The preference for a particular brand of organic rice is not just snobbery. Not all rice is the same. The seeds contain traces of organic arsenic, with brown rice have a bit more and balsamic a bit less. This usually is harmless. [5]
More dangerous forms of inorganic arsenic enter the plant through ground water in the South and in parts of Asia. [6] I always assumed it was a consequence of the watering method since that heavy metal is buried deep. From the water it sinks into the soil where it is absorbed by the grasses’ roots and, then, passed into the seeds.
However, there is another source for rice from states along the Mississippi river where cotton was grown earlier. Before the boll weevil, the cotton worm was a problem. The moth finally was controlled in the 1870s when the USDA began recommending “the use of Paris green or other arsenical compounds” in the 1870s. [7]
The heavy metal does not go away, and still can contaminate rice grown decades later. [8] I would guess that the house-brand rice I was able to buy locally came from the South.
Those who live in urban areas and think every inconvenience, like the restrictions from the virus or the weather, is some passing phenomenon designed specifically to make them miserable have a more egocentric perspective than those of us who face the consequences of change every day.
Notes on photographs:
1. Emerging leaves on Apache plume (Fallugia paradoxa), 19 February 2022.
2. Leaves on one-seed juniper (Juniperus monosperma), 19 February 2022.

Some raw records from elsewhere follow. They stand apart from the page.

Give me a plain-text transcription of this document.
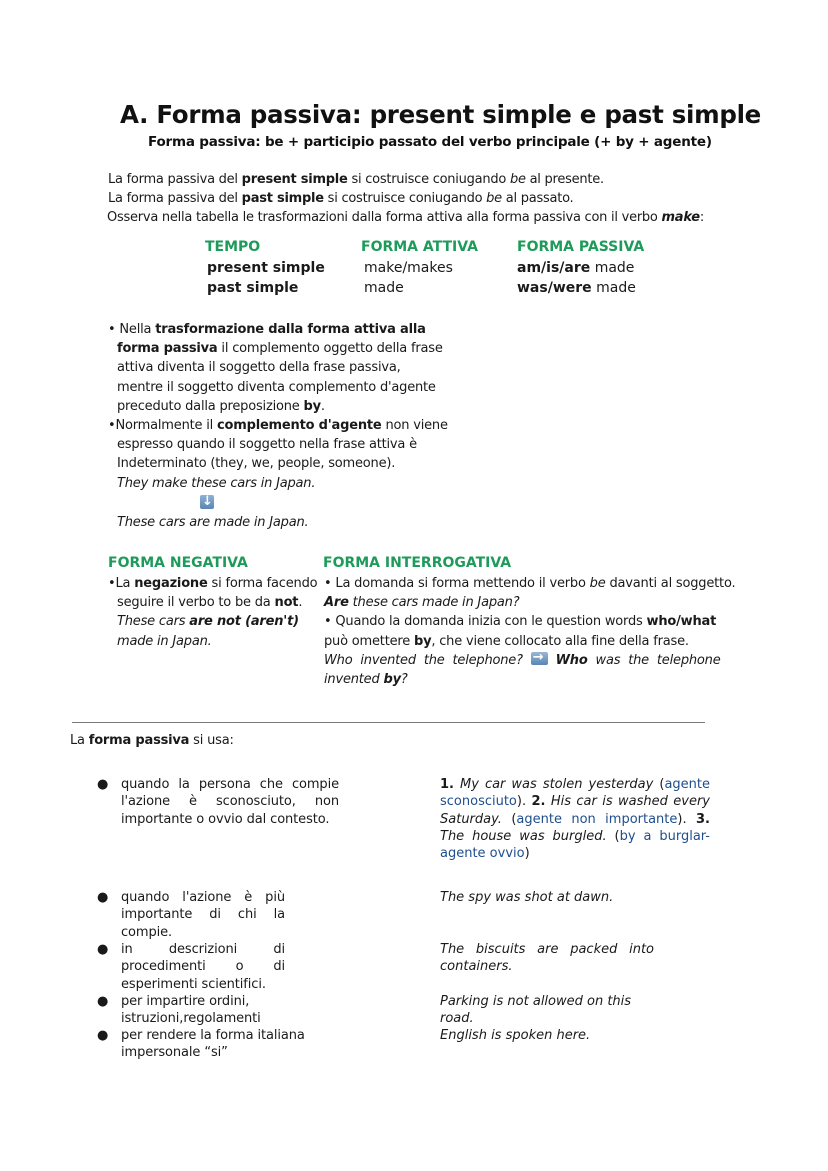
A. Forma passiva: present simple e past simple
Forma passiva: be + participio passato del verbo principale (+ by + agente)
La forma passiva del present simple si costruisce coniugando be al presente.
La forma passiva del past simple si costruisce coniugando be al passato.
Osserva nella tabella le trasformazioni dalla forma attiva alla forma passiva con il verbo make:
TEMPO
present simple
past simple
FORMA ATTIVA
make/makes
made
FORMA PASSIVA
am/is/are made
was/were made
• Nella trasformazione dalla forma attiva alla
forma passiva il complemento oggetto della frase
attiva diventa il soggetto della frase passiva,
mentre il soggetto diventa complemento d'agente
preceduto dalla preposizione by.
•Normalmente il complemento d'agente non viene
espresso quando il soggetto nella frase attiva è
Indeterminato (they, we, people, someone).
They make these cars in Japan.
↓
These cars are made in Japan.
FORMA NEGATIVA
•La negazione si forma facendo
seguire il verbo to be da not.
These cars are not (aren't)
made in Japan.
FORMA INTERROGATIVA
• La domanda si forma mettendo il verbo be davanti al soggetto.
Are these cars made in Japan?
• Quando la domanda inizia con le question words who/what
può omettere by, che viene collocato alla fine della frase.
Who invented the telephone? →	Who was the telephone
invented by?
La forma passiva si usa:
● quando la persona che compie l'azione è sconosciuto, non importante o ovvio dal contesto.
● quando l'azione è più importante di chi la compie.
● in descrizioni di procedimenti o di esperimenti scientifici.
● per impartire ordini, istruzioni,regolamenti
● per rendere la forma italiana impersonale “si”
1. My car was stolen yesterday (agente sconosciuto). 2. His car is washed every Saturday. (agente non importante). 3. The house was burgled. (by a burglar- agente ovvio)
The spy was shot at dawn.
The biscuits are packed into containers.
Parking is not allowed on this road.
English is spoken here.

3. Leaves on cliff rose (Purshia mexicana), 19 February 2022.
End notes:
1. Weather forecast for Albuquerque area, NOAA website, 14 February 2022 at 2:18 am by Guyer.
2. Dan Scurlock. From the Rio to the Sierra: An Environmental History of the Middle Rio Grande Basin. Fort Collins, Colorado: United States Department of Agriculture, Forest Service, Rocky Mountain Research Station, 1998. Chapter 2, especially 14, 19, and 30.
3. Seth Borenstein. “Western Megadrought Worsens To Driest In At Least 1,200 Years.” Associated Press, 14 February 2022.
4. Luke Leary. “California Rice Harvest Impacted by Drought after Farmers Slashed Plantings 20%.” Sacramento, California: KXTV television, ABC 10, 29 September 2021.
5. Kayla McDonell. “Brown vs White Rice - Which Is Better For Your Health?” Health Line website, 31 August 2016.
6. M. Azizur Rahman and H Hasegawa. “High Levels of Inorganic Arsenic in Rice in Areas Where Arsenic-contaminated Water Is Used for Irrigation and Cooking.” Science of the Total Environment 409(22):4645–4655:15 October 2011.
Tom Murphy, Kongkea Phan, Emmanuel Yumvihoze, Kim Irvine, Ken Wilson, David Lean, Borey Ty, Alexander Poulain, Brian Laird, and Laurie Hing Man Chan. “Groundwater Irrigation and Arsenic Speciation in Rice in Cambodia.” Journal of Health and Pollution 8(19):180911:September 2018.
7. W. D. Hunter. The Cotton Worm or Cotton Caterpillar. (Alabama argillacea Hubn.) Washington: United States Department of Agriculture, Bureau of Entomology, 18 May 1912. 2.
8. Matt Shipp. “Rice Crop Timeline for the Southern States of Arkansas, Louisiana, and Mississippi.” United States Department of Agriculture, Southern Integrated Pest Management Center website.